Peace Corps to Wire Senegal

An anonymous submitter wrote: "Peace Corps Online is reporting on the White House's Digital Freedom Initiative that will place volunteers from the Peace Corps, Hewlett-Packard and Cisco in a pilot program in Senegal where they will leverage nearly 200 cybercafes and 10,000 telecenters to provide opportunities for small businesses and entrepreneurs.

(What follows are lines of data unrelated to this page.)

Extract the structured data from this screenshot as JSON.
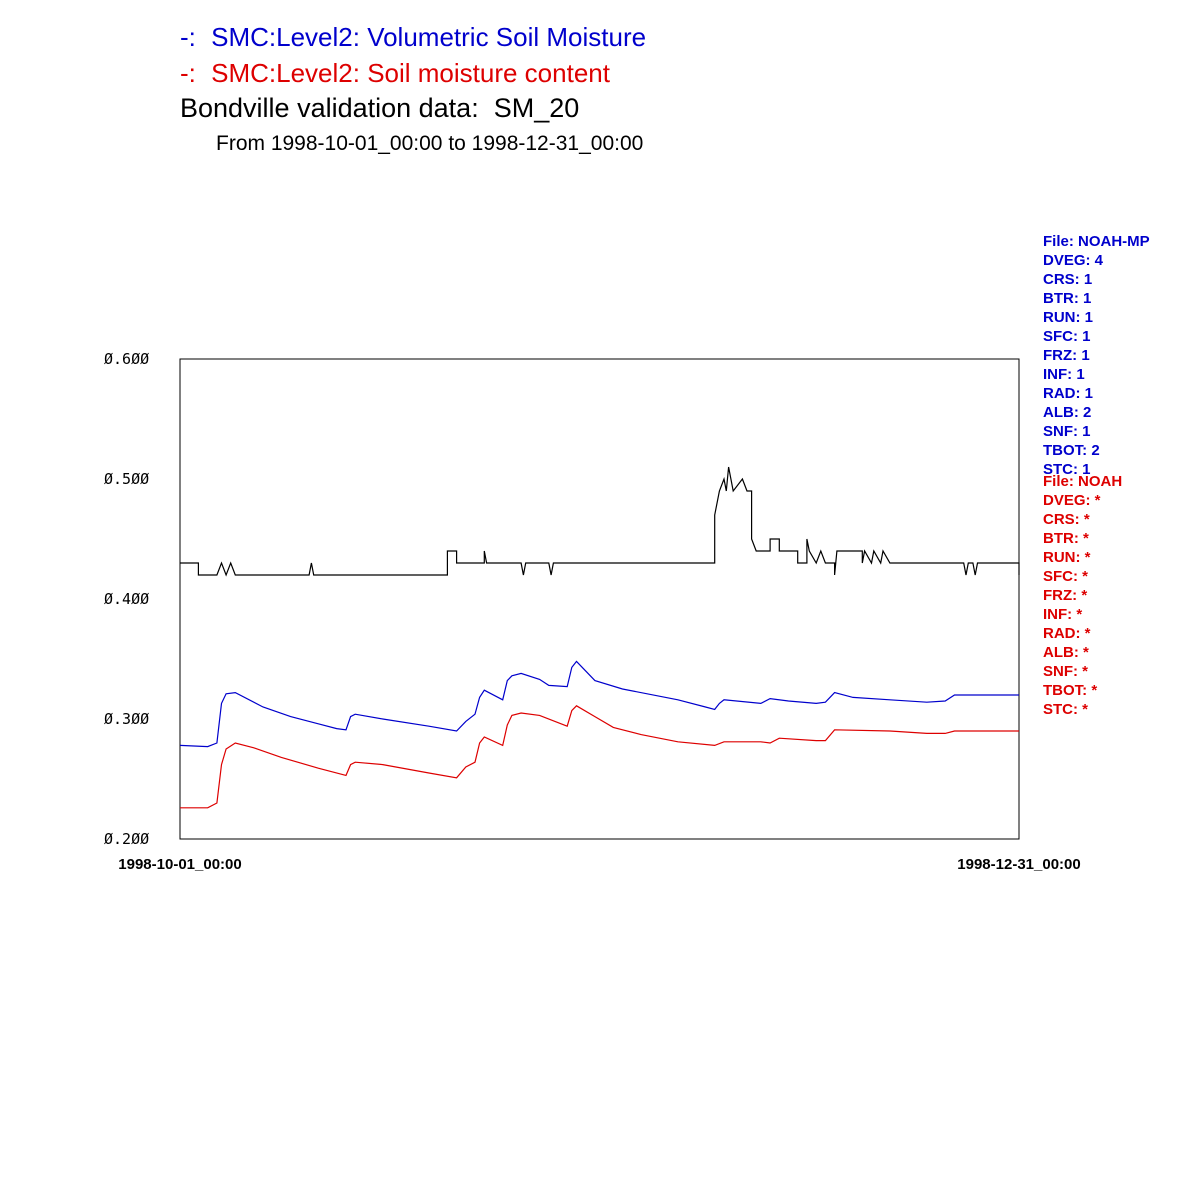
{
  "colors": {
    "series1": "#0000cc",
    "series2": "#dd0000",
    "observed": "#000000"
  },
  "title_lines": [
    {
      "prefix": "-:",
      "text": "SMC:Level2: Volumetric Soil Moisture"
    },
    {
      "prefix": "-:",
      "text": "SMC:Level2: Soil moisture content"
    }
  ],
  "heading": "Bondville validation data:  SM_20",
  "subheading": "From 1998-10-01_00:00 to 1998-12-31_00:00",
  "legend_blue": [
    "File: NOAH-MP",
    "DVEG: 4",
    "CRS: 1",
    "BTR: 1",
    "RUN: 1",
    "SFC: 1",
    "FRZ: 1",
    "INF: 1",
    "RAD: 1",
    "ALB: 2",
    "SNF: 1",
    "TBOT: 2",
    "STC: 1"
  ],
  "legend_red": [
    "File: NOAH",
    "DVEG: *",
    "CRS: *",
    "BTR: *",
    "RUN: *",
    "SFC: *",
    "FRZ: *",
    "INF: *",
    "RAD: *",
    "ALB: *",
    "SNF: *",
    "TBOT: *",
    "STC: *"
  ],
  "chart_data": {
    "type": "line",
    "title": "Bondville validation data:  SM_20",
    "subtitle": "From 1998-10-01_00:00 to 1998-12-31_00:00",
    "xlim": [
      "1998-10-01_00:00",
      "1998-12-31_00:00"
    ],
    "ylim": [
      0.2,
      0.6
    ],
    "ytick_labels": [
      "0.200",
      "0.300",
      "0.400",
      "0.500",
      "0.600"
    ],
    "xtick_labels": [
      "1998-10-01_00:00",
      "1998-12-31_00:00"
    ],
    "grid": false,
    "series": [
      {
        "name": "SMC:Level2: Volumetric Soil Moisture",
        "color": "#0000cc",
        "points": [
          [
            "1998-10-01",
            0.278
          ],
          [
            "1998-10-04",
            0.277
          ],
          [
            "1998-10-05",
            0.28
          ],
          [
            "1998-10-05T12",
            0.313
          ],
          [
            "1998-10-06",
            0.321
          ],
          [
            "1998-10-07",
            0.322
          ],
          [
            "1998-10-10",
            0.31
          ],
          [
            "1998-10-13",
            0.302
          ],
          [
            "1998-10-16",
            0.296
          ],
          [
            "1998-10-18",
            0.292
          ],
          [
            "1998-10-19",
            0.291
          ],
          [
            "1998-10-19T12",
            0.302
          ],
          [
            "1998-10-20",
            0.304
          ],
          [
            "1998-10-23",
            0.3
          ],
          [
            "1998-10-28",
            0.294
          ],
          [
            "1998-10-31",
            0.29
          ],
          [
            "1998-11-01",
            0.298
          ],
          [
            "1998-11-02",
            0.304
          ],
          [
            "1998-11-02T12",
            0.318
          ],
          [
            "1998-11-03",
            0.324
          ],
          [
            "1998-11-05",
            0.316
          ],
          [
            "1998-11-05T12",
            0.332
          ],
          [
            "1998-11-06",
            0.336
          ],
          [
            "1998-11-07",
            0.338
          ],
          [
            "1998-11-09",
            0.333
          ],
          [
            "1998-11-10",
            0.328
          ],
          [
            "1998-11-12",
            0.327
          ],
          [
            "1998-11-12T12",
            0.343
          ],
          [
            "1998-11-13",
            0.348
          ],
          [
            "1998-11-15",
            0.332
          ],
          [
            "1998-11-18",
            0.325
          ],
          [
            "1998-11-24",
            0.316
          ],
          [
            "1998-11-27",
            0.31
          ],
          [
            "1998-11-28",
            0.308
          ],
          [
            "1998-11-28T12",
            0.313
          ],
          [
            "1998-11-29",
            0.316
          ],
          [
            "1998-12-03",
            0.313
          ],
          [
            "1998-12-04",
            0.317
          ],
          [
            "1998-12-06",
            0.315
          ],
          [
            "1998-12-09",
            0.313
          ],
          [
            "1998-12-10",
            0.314
          ],
          [
            "1998-12-11",
            0.322
          ],
          [
            "1998-12-13",
            0.318
          ],
          [
            "1998-12-17",
            0.316
          ],
          [
            "1998-12-21",
            0.314
          ],
          [
            "1998-12-23",
            0.315
          ],
          [
            "1998-12-24",
            0.32
          ],
          [
            "1998-12-31",
            0.32
          ]
        ]
      },
      {
        "name": "SMC:Level2: Soil moisture content",
        "color": "#dd0000",
        "points": [
          [
            "1998-10-01",
            0.226
          ],
          [
            "1998-10-04",
            0.226
          ],
          [
            "1998-10-05",
            0.23
          ],
          [
            "1998-10-05T12",
            0.262
          ],
          [
            "1998-10-06",
            0.275
          ],
          [
            "1998-10-07",
            0.28
          ],
          [
            "1998-10-09",
            0.276
          ],
          [
            "1998-10-12",
            0.268
          ],
          [
            "1998-10-16",
            0.259
          ],
          [
            "1998-10-19",
            0.253
          ],
          [
            "1998-10-19T12",
            0.262
          ],
          [
            "1998-10-20",
            0.264
          ],
          [
            "1998-10-23",
            0.262
          ],
          [
            "1998-10-28",
            0.255
          ],
          [
            "1998-10-31",
            0.251
          ],
          [
            "1998-11-01",
            0.26
          ],
          [
            "1998-11-02",
            0.264
          ],
          [
            "1998-11-02T12",
            0.28
          ],
          [
            "1998-11-03",
            0.285
          ],
          [
            "1998-11-05",
            0.278
          ],
          [
            "1998-11-05T12",
            0.295
          ],
          [
            "1998-11-06",
            0.303
          ],
          [
            "1998-11-07",
            0.305
          ],
          [
            "1998-11-09",
            0.303
          ],
          [
            "1998-11-12",
            0.294
          ],
          [
            "1998-11-12T12",
            0.307
          ],
          [
            "1998-11-13",
            0.311
          ],
          [
            "1998-11-15",
            0.302
          ],
          [
            "1998-11-17",
            0.293
          ],
          [
            "1998-11-20",
            0.287
          ],
          [
            "1998-11-24",
            0.281
          ],
          [
            "1998-11-28",
            0.278
          ],
          [
            "1998-11-29",
            0.281
          ],
          [
            "1998-12-03",
            0.281
          ],
          [
            "1998-12-04",
            0.28
          ],
          [
            "1998-12-05",
            0.284
          ],
          [
            "1998-12-09",
            0.282
          ],
          [
            "1998-12-10",
            0.282
          ],
          [
            "1998-12-11",
            0.291
          ],
          [
            "1998-12-17",
            0.29
          ],
          [
            "1998-12-21",
            0.288
          ],
          [
            "1998-12-23",
            0.288
          ],
          [
            "1998-12-24",
            0.29
          ],
          [
            "1998-12-31",
            0.29
          ]
        ]
      },
      {
        "name": "Bondville validation data: SM_20",
        "color": "#000000",
        "points": [
          [
            "1998-10-01",
            0.43
          ],
          [
            "1998-10-03",
            0.43
          ],
          [
            "1998-10-03",
            0.42
          ],
          [
            "1998-10-05",
            0.42
          ],
          [
            "1998-10-05T12",
            0.43
          ],
          [
            "1998-10-06",
            0.42
          ],
          [
            "1998-10-06T12",
            0.43
          ],
          [
            "1998-10-07",
            0.42
          ],
          [
            "1998-10-15",
            0.42
          ],
          [
            "1998-10-15T06",
            0.43
          ],
          [
            "1998-10-15T12",
            0.42
          ],
          [
            "1998-10-30",
            0.42
          ],
          [
            "1998-10-30",
            0.44
          ],
          [
            "1998-10-31",
            0.44
          ],
          [
            "1998-10-31",
            0.43
          ],
          [
            "1998-11-03",
            0.43
          ],
          [
            "1998-11-03",
            0.44
          ],
          [
            "1998-11-03T06",
            0.43
          ],
          [
            "1998-11-07",
            0.43
          ],
          [
            "1998-11-07T06",
            0.42
          ],
          [
            "1998-11-07T12",
            0.43
          ],
          [
            "1998-11-10",
            0.43
          ],
          [
            "1998-11-10T06",
            0.42
          ],
          [
            "1998-11-10T12",
            0.43
          ],
          [
            "1998-11-28",
            0.43
          ],
          [
            "1998-11-28",
            0.47
          ],
          [
            "1998-11-28T12",
            0.49
          ],
          [
            "1998-11-29",
            0.5
          ],
          [
            "1998-11-29T06",
            0.49
          ],
          [
            "1998-11-29T12",
            0.51
          ],
          [
            "1998-11-30",
            0.49
          ],
          [
            "1998-12-01",
            0.5
          ],
          [
            "1998-12-01T12",
            0.49
          ],
          [
            "1998-12-02",
            0.49
          ],
          [
            "1998-12-02",
            0.45
          ],
          [
            "1998-12-02T12",
            0.44
          ],
          [
            "1998-12-04",
            0.44
          ],
          [
            "1998-12-04",
            0.45
          ],
          [
            "1998-12-05",
            0.45
          ],
          [
            "1998-12-05",
            0.44
          ],
          [
            "1998-12-07",
            0.44
          ],
          [
            "1998-12-07",
            0.43
          ],
          [
            "1998-12-08",
            0.43
          ],
          [
            "1998-12-08",
            0.45
          ],
          [
            "1998-12-08T06",
            0.44
          ],
          [
            "1998-12-09",
            0.43
          ],
          [
            "1998-12-09T12",
            0.44
          ],
          [
            "1998-12-10",
            0.43
          ],
          [
            "1998-12-11",
            0.43
          ],
          [
            "1998-12-11",
            0.42
          ],
          [
            "1998-12-11T06",
            0.44
          ],
          [
            "1998-12-14",
            0.44
          ],
          [
            "1998-12-14",
            0.43
          ],
          [
            "1998-12-14T06",
            0.44
          ],
          [
            "1998-12-15",
            0.43
          ],
          [
            "1998-12-15T06",
            0.44
          ],
          [
            "1998-12-16",
            0.43
          ],
          [
            "1998-12-16T06",
            0.44
          ],
          [
            "1998-12-17",
            0.43
          ],
          [
            "1998-12-25",
            0.43
          ],
          [
            "1998-12-25T06",
            0.42
          ],
          [
            "1998-12-25T12",
            0.43
          ],
          [
            "1998-12-26",
            0.43
          ],
          [
            "1998-12-26T06",
            0.42
          ],
          [
            "1998-12-26T12",
            0.43
          ],
          [
            "1998-12-31",
            0.43
          ],
          [
            "1998-12-31",
            0.42
          ]
        ]
      }
    ]
  }
}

The idea isn't new - David Rothman proposed an Electronic Peace Corps in 1984, the Geek Corps has been doing this kind of work in Ghana for years, and the Peace Corps already has about 1,500 volunteers working in information technology."

2 of 171 comments (clear)

  1. Re:why? by droid_rage · · Score: 4, Interesting

    Maybe it's because most entrepreneurs and small business owners in Senegal can't afford a computer, and would be better off renting small amounts of time as needed. According to the world bank Senegal's GNP per capita for 1996 was only $570. I doubt it's gotten much higher.

  2. Always has to be hardware by jj_johny · · Score: 4, Interesting
    It seems that everyone who does development work does not feel that they have made a difference unless they leave behind something to point at: A dam, a tall building, an internet... Please although internet access maybe easy to get your hands around, accessible technology that the educated can support and widely available, it really is way behind other issues that need to be fixed. Most countries need better laws, courts, banks not IT infrastructure.

    Well at least Cisco and HP are branching into new market and away from the saturated ones.